Viral RNAs were extracted from culture supernatants using the Quick-RNA viral kit (Zymo Research), following the manufacturer’s instructions. Next, 2 μl of RNA template at a concentration of 10 to 20 ng/μl was used for reverse transcription, which was carried out using AccuScript Hi-Fi RT (Agilent) and gene-specific primers hybridizing to the first half of the P gene (5′-CGCCAGAGGGTTTAAGTGGAG) or to the end of the L gene (5′-AACGATTCCCCACAAGATCCC), following the manufacturer’s instructions. The linear range of detection for the RT reaction was determined using serial dilutions of extracted viral genomes. The qPCR mixtures were loaded with 2 μl of cDNA and the reactions performed using the PowerUp SYBR green master mix (Thermo), with sequence-specific primers, in a QuantStudio 3 machine. Primers for the P gene (5′-CGCCAGAGGGTTTAAGTGGAG and 5′-TTCTGATTGGGACGGATGTGTG) allowed us to determine the number of probably functional genomes, whereas primers for the L gene (5′-AACGATTCCCCACAAGATCCC and 5′-GCAAGAGGGTGGTGGAAATAGAG) allowed us to determine the total number of genomes (functional or DIP). Serial dilutions of a purified plasmid encoding the VSV genome were used to determine and optimize the amplification efficiency for each primer pair. A three-step thermal profile was used for maximum amplification efficiency, as follows: 95°C for 10 min and 40 cycles of 95°C for 5 s, 55°C for 10 s, and 60°C for 20 s. All reactions were run in triplicate, and the absence of primer-dimers and multiple amplicons was tested by melting curve analysis and included no-template controls.

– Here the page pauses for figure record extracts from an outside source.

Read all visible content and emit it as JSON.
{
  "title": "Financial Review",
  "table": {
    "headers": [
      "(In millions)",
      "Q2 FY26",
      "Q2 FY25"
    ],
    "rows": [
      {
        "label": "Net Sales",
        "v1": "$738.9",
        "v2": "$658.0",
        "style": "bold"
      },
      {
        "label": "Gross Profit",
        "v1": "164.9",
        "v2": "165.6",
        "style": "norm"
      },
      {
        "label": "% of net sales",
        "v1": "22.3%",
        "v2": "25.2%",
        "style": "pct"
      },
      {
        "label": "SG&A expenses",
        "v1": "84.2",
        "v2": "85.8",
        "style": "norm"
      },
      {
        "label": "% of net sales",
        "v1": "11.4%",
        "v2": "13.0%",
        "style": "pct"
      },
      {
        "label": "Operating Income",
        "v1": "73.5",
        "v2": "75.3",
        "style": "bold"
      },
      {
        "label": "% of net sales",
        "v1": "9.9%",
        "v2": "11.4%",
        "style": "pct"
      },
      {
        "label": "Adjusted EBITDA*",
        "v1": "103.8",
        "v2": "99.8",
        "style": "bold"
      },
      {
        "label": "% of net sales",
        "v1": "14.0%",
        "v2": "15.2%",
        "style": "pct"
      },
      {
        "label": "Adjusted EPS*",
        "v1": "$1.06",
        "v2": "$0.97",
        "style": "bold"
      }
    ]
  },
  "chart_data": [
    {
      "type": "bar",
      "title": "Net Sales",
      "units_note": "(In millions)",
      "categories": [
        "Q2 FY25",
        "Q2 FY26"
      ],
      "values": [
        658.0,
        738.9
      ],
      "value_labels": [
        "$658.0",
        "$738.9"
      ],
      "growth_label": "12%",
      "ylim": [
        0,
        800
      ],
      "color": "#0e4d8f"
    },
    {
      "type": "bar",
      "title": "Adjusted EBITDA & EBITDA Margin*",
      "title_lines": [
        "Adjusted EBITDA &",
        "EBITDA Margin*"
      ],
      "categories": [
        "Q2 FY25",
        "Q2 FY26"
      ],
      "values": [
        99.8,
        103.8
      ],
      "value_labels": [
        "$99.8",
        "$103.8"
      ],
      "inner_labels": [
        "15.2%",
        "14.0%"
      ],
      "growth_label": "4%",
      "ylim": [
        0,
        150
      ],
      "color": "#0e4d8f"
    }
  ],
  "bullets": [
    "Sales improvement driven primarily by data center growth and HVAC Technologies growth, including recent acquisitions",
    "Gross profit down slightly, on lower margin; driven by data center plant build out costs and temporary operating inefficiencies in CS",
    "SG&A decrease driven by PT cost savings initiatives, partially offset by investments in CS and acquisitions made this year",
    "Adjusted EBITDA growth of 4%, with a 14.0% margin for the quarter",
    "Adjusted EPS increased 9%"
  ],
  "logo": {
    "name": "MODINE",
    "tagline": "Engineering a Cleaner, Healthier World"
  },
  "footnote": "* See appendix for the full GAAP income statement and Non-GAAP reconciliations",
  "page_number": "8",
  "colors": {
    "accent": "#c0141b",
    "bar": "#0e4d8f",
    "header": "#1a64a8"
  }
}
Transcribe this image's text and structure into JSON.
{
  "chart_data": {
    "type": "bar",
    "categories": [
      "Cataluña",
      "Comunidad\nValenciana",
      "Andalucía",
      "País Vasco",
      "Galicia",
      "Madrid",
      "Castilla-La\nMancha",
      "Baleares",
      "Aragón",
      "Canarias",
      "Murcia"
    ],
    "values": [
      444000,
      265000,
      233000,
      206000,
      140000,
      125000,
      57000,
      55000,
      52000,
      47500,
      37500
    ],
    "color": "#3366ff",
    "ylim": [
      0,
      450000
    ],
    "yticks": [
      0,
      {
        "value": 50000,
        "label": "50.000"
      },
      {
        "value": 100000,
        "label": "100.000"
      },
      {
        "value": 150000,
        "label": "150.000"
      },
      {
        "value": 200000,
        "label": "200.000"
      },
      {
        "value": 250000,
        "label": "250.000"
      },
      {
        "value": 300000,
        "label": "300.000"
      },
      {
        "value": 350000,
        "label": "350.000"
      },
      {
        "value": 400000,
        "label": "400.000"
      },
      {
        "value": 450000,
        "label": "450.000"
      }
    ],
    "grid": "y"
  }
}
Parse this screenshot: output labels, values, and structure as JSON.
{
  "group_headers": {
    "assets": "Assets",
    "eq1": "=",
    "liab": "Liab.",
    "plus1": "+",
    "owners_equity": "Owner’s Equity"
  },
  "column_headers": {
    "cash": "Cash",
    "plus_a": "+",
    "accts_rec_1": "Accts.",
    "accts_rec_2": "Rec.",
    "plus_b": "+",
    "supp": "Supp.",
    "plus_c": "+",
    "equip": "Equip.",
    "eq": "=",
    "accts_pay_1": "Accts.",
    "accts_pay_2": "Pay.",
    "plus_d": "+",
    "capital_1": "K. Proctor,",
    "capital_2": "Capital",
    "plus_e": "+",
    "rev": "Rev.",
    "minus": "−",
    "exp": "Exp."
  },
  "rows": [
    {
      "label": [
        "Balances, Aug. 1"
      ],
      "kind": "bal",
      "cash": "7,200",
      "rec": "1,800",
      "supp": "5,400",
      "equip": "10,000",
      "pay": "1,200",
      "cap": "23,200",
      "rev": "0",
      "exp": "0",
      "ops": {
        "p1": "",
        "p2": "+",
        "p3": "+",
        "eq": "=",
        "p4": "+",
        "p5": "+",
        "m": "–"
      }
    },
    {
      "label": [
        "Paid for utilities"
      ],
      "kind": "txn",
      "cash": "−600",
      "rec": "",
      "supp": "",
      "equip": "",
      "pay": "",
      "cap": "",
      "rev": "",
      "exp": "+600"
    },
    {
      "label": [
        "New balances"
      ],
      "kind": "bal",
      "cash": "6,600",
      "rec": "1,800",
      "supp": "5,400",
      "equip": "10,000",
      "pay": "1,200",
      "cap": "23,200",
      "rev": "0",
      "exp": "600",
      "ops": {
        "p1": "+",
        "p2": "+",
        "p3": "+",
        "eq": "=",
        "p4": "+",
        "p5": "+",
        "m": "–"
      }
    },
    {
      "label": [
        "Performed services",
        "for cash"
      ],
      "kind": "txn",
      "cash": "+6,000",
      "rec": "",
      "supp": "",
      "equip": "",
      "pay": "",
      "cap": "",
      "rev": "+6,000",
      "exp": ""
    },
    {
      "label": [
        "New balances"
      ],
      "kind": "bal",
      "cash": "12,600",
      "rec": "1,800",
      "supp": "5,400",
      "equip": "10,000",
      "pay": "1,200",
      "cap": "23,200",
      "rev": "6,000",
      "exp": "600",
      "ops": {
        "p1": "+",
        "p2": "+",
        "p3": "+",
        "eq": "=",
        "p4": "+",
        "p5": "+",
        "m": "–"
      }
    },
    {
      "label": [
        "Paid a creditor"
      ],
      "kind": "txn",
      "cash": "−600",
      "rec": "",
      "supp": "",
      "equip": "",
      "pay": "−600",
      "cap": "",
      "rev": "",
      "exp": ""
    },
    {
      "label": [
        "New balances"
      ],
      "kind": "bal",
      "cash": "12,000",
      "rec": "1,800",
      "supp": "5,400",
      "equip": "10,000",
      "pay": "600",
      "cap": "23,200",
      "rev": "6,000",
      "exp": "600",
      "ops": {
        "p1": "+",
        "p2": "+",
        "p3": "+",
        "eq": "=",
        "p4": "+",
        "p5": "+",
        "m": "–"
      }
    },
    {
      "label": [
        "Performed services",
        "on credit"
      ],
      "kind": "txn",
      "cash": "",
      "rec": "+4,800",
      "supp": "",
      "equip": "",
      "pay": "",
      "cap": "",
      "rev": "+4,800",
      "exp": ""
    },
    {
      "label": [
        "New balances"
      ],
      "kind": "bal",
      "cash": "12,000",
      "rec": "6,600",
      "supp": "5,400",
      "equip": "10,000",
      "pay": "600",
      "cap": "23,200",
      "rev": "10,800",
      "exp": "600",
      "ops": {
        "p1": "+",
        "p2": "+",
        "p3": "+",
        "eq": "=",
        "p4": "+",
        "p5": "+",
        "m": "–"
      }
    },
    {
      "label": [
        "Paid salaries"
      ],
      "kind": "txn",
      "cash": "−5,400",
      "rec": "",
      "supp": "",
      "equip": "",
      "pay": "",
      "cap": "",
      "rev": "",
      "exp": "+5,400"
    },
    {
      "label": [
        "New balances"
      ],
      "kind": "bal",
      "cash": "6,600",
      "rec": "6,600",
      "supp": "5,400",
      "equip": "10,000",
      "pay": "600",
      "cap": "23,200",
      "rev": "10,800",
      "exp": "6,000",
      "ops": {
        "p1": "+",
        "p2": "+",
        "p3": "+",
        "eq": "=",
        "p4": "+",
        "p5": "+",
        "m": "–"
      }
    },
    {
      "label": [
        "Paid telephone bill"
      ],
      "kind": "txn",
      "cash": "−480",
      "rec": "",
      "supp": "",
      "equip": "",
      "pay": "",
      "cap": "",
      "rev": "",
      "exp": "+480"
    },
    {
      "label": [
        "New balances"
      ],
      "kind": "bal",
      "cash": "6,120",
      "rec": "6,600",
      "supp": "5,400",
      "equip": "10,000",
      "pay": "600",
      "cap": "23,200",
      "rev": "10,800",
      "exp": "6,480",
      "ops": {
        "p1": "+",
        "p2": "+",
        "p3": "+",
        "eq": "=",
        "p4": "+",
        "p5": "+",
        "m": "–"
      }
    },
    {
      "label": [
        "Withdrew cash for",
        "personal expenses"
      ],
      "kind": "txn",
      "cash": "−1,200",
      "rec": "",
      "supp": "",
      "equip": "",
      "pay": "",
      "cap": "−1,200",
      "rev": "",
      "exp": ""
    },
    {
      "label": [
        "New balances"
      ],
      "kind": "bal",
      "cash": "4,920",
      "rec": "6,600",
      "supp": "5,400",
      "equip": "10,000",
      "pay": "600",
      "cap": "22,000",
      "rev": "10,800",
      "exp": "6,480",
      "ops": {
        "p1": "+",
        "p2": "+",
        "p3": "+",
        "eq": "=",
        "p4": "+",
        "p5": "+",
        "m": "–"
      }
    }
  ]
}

Transmission electron microscopy.

To obtain viral suspensions sufficiently concentrated for transmission electron microscopy, viruses from evolved lines were amplified by inoculating BHK-21 cells at a viral density of 0.1 PFU/cell. Culture media were harvested after 24 h and were subjected to two serial centrifugations at 3,000 × g for 10 min to remove cellular debris. Then, media were centrifuged at 35,000 × g for 2.25 h, and pellets were carefully rinsed with 1 ml of PBS. Then, pellets were resuspended in 120 μl of 1× DMEM, centrifuged at 10,000 × g for 3 min to further remove small debris, aliquoted, and stored at –70°C. These preparations were mixed 1:5 for A lines and 1:10 for C lines with 1× phosphate buffer (PB), and 20 μl was mixed 1:1 with 4% paraformaldehyde (PFA) and 5% glutaraldehyde fixator diluted in 1× PB and incubated for 1 h at room temperature. Then, 5 μl per sample was carefully placed on Formvar carbon-coated grids and air dried for at least 1 h before rinsing three times with Milli-Q water filtered through 0.2-μm cellulose filters. Finally, samples were stained with 2% phosphotungstic acid for less than a minute, dried with filter paper, and observed under a transmission electron microscope.